Gigantyczna łuna nad całym miastem, tak że myśmy nie mogli przy pomocy lornetek nawet zidentyfikować, co się pali czy coś, bo to było jedno, czerwone niebo. W dodatku bardziej dramatycznie to wyglądało przy zachodzie słońca. Jeszcze to czerwone słońce zachodzące i te łuny, to wszystko razem było takie porażające.

  • A czy poza widokiem docierały do państwa jakieś informacje o sytuacji, która rozgrywa się w Śródmieściu?

Tak, przez BBC.

  • Można było odbierać?

Tata nie oddał radioodbiornika w trzydziestym dziewiątym i żeśmy w piwnicy słuchali. Więc pewne wiadomości z dużym opóźnieniem, kilkudniowym, docierały do nas w ten sposób.

  • A polskiej radiostacji nie byli państwo w stanie odbierać?

To znaczy to nie był sprzęt do odbioru wojskowych krótkofalówek czy czym tam dysponowano. Zwykłe radio.
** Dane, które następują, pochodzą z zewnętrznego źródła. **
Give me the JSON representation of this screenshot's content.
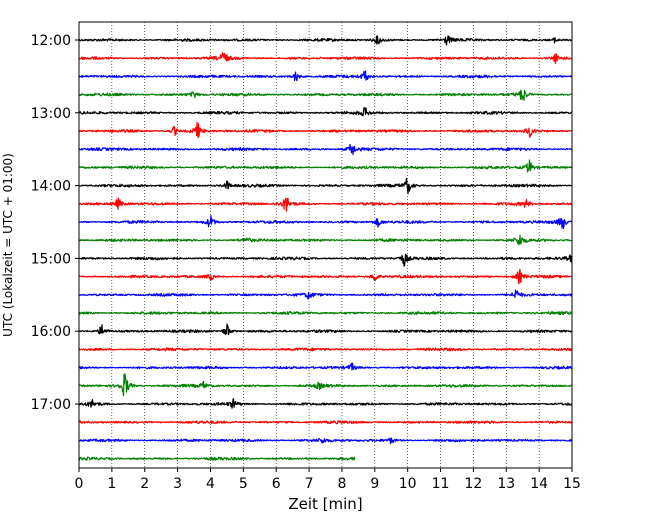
{
  "chart_data": {
    "type": "line",
    "title": "",
    "xlabel": "Zeit  [min]",
    "ylabel": "UTC (Lokalzeit = UTC + 01:00)",
    "xlim": [
      0,
      15
    ],
    "x_ticks": [
      "0",
      "1",
      "2",
      "3",
      "4",
      "5",
      "6",
      "7",
      "8",
      "9",
      "10",
      "11",
      "12",
      "13",
      "14",
      "15"
    ],
    "y_tick_labels": [
      "12:00",
      "13:00",
      "14:00",
      "15:00",
      "16:00",
      "17:00"
    ],
    "grid": "vertical dotted at each minute",
    "trace_interval_minutes": 15,
    "colors_cycle": [
      "#000000",
      "#ff0000",
      "#0000ff",
      "#008000"
    ],
    "traces": [
      {
        "start": "12:00",
        "color": "#000000",
        "end_min": 15,
        "events": [
          [
            9.1,
            0.5
          ],
          [
            11.2,
            0.5
          ],
          [
            14.5,
            0.35
          ]
        ]
      },
      {
        "start": "12:15",
        "color": "#ff0000",
        "end_min": 15,
        "events": [
          [
            4.4,
            0.8
          ],
          [
            14.5,
            0.5
          ]
        ]
      },
      {
        "start": "12:30",
        "color": "#0000ff",
        "end_min": 15,
        "events": [
          [
            6.6,
            0.6
          ],
          [
            8.7,
            0.7
          ]
        ]
      },
      {
        "start": "12:45",
        "color": "#008000",
        "end_min": 15,
        "events": [
          [
            3.5,
            0.4
          ],
          [
            13.5,
            0.9
          ]
        ]
      },
      {
        "start": "13:00",
        "color": "#000000",
        "end_min": 15,
        "events": [
          [
            8.7,
            0.5
          ]
        ]
      },
      {
        "start": "13:15",
        "color": "#ff0000",
        "end_min": 15,
        "events": [
          [
            2.9,
            0.5
          ],
          [
            3.6,
            0.9
          ],
          [
            13.7,
            0.6
          ]
        ]
      },
      {
        "start": "13:30",
        "color": "#0000ff",
        "end_min": 15,
        "events": [
          [
            8.3,
            0.8
          ]
        ]
      },
      {
        "start": "13:45",
        "color": "#008000",
        "end_min": 15,
        "events": [
          [
            13.7,
            0.8
          ]
        ]
      },
      {
        "start": "14:00",
        "color": "#000000",
        "end_min": 15,
        "events": [
          [
            4.5,
            0.5
          ],
          [
            10.0,
            0.9
          ]
        ]
      },
      {
        "start": "14:15",
        "color": "#ff0000",
        "end_min": 15,
        "events": [
          [
            1.2,
            0.6
          ],
          [
            6.3,
            1.0
          ],
          [
            13.6,
            0.4
          ]
        ]
      },
      {
        "start": "14:30",
        "color": "#0000ff",
        "end_min": 15,
        "events": [
          [
            4.0,
            0.8
          ],
          [
            9.1,
            0.5
          ],
          [
            14.7,
            0.9
          ]
        ]
      },
      {
        "start": "14:45",
        "color": "#008000",
        "end_min": 15,
        "events": [
          [
            5.1,
            0.3
          ],
          [
            13.4,
            0.7
          ]
        ]
      },
      {
        "start": "15:00",
        "color": "#000000",
        "end_min": 15,
        "events": [
          [
            9.9,
            0.8
          ],
          [
            15.0,
            0.5
          ]
        ]
      },
      {
        "start": "15:15",
        "color": "#ff0000",
        "end_min": 15,
        "events": [
          [
            4.0,
            0.4
          ],
          [
            9.0,
            0.6
          ],
          [
            13.4,
            0.8
          ]
        ]
      },
      {
        "start": "15:30",
        "color": "#0000ff",
        "end_min": 15,
        "events": [
          [
            7.0,
            0.4
          ],
          [
            13.3,
            0.6
          ]
        ]
      },
      {
        "start": "15:45",
        "color": "#008000",
        "end_min": 15,
        "events": []
      },
      {
        "start": "16:00",
        "color": "#000000",
        "end_min": 15,
        "events": [
          [
            0.7,
            0.8
          ],
          [
            4.5,
            0.8
          ]
        ]
      },
      {
        "start": "16:15",
        "color": "#ff0000",
        "end_min": 15,
        "events": []
      },
      {
        "start": "16:30",
        "color": "#0000ff",
        "end_min": 15,
        "events": [
          [
            8.3,
            0.4
          ]
        ]
      },
      {
        "start": "16:45",
        "color": "#008000",
        "end_min": 15,
        "events": [
          [
            1.4,
            1.6
          ],
          [
            3.8,
            0.4
          ],
          [
            7.3,
            0.3
          ]
        ]
      },
      {
        "start": "17:00",
        "color": "#000000",
        "end_min": 15,
        "events": [
          [
            0.4,
            0.4
          ],
          [
            4.7,
            0.5
          ]
        ]
      },
      {
        "start": "17:15",
        "color": "#ff0000",
        "end_min": 15,
        "events": []
      },
      {
        "start": "17:30",
        "color": "#0000ff",
        "end_min": 15,
        "events": [
          [
            7.4,
            0.3
          ],
          [
            9.5,
            0.3
          ]
        ]
      },
      {
        "start": "17:45",
        "color": "#008000",
        "end_min": 8.4,
        "events": []
      }
    ]
  }
}
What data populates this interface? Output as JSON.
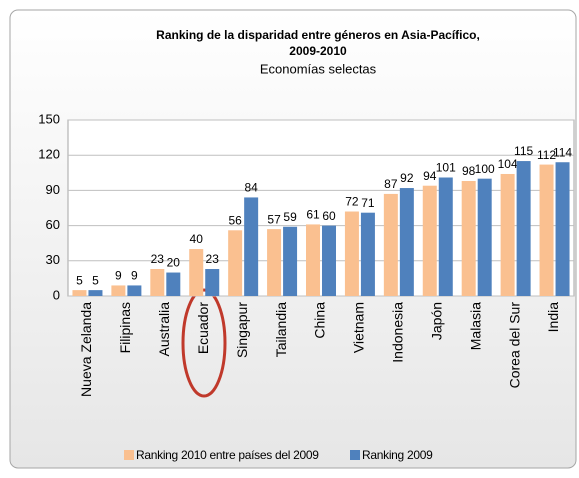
{
  "chart_data": {
    "type": "bar",
    "title": [
      "Ranking de la disparidad entre géneros en Asia-Pacífico,",
      "2009-2010"
    ],
    "subtitle": "Economías selectas",
    "categories": [
      "Nueva Zelanda",
      "Filipinas",
      "Australia",
      "Ecuador",
      "Singapur",
      "Tailandia",
      "China",
      "Vietnam",
      "Indonesia",
      "Japón",
      "Malasia",
      "Corea del Sur",
      "India"
    ],
    "series": [
      {
        "name": "Ranking 2010 entre países del 2009",
        "color": "#fac090",
        "values": [
          5,
          9,
          23,
          40,
          56,
          57,
          61,
          72,
          87,
          94,
          98,
          104,
          112
        ]
      },
      {
        "name": "Ranking 2009",
        "color": "#4f81bd",
        "values": [
          5,
          9,
          20,
          23,
          84,
          59,
          60,
          71,
          92,
          101,
          100,
          115,
          114
        ]
      }
    ],
    "ylim": [
      0,
      150
    ],
    "yticks": [
      0,
      30,
      60,
      90,
      120,
      150
    ],
    "grid": true,
    "legend": "bottom"
  }
}
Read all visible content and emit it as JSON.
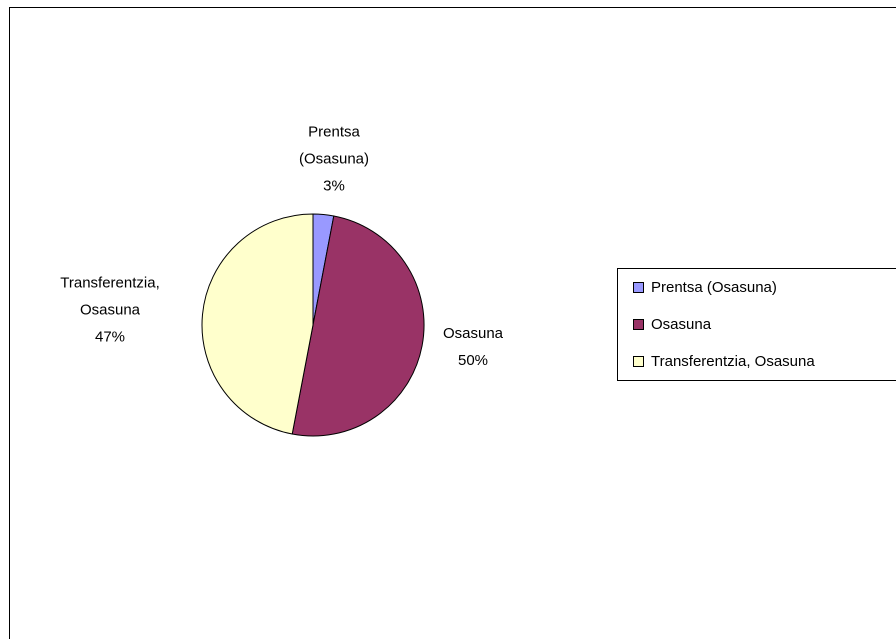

Nie udało się...

  • Ale BBC państwo odbierali.

BBC się odbierało, tak, dość długo, później jeszcze.

  • Czyli była orientacja w tym, jaka jest sytuacja?

Tak, tak.

  • Czy świadomość tego, że załamuje się opór, też była?

Powiem pani szczerze, że ponuro wspominam do dziś ten motyw muzyczny, który BBC...

  • „Z dymem pożarów”?

„Z dymem pożarów” serwowało.

  • A jakie były nastroje wśród słuchających radia i w ogóle w pana otoczeniu?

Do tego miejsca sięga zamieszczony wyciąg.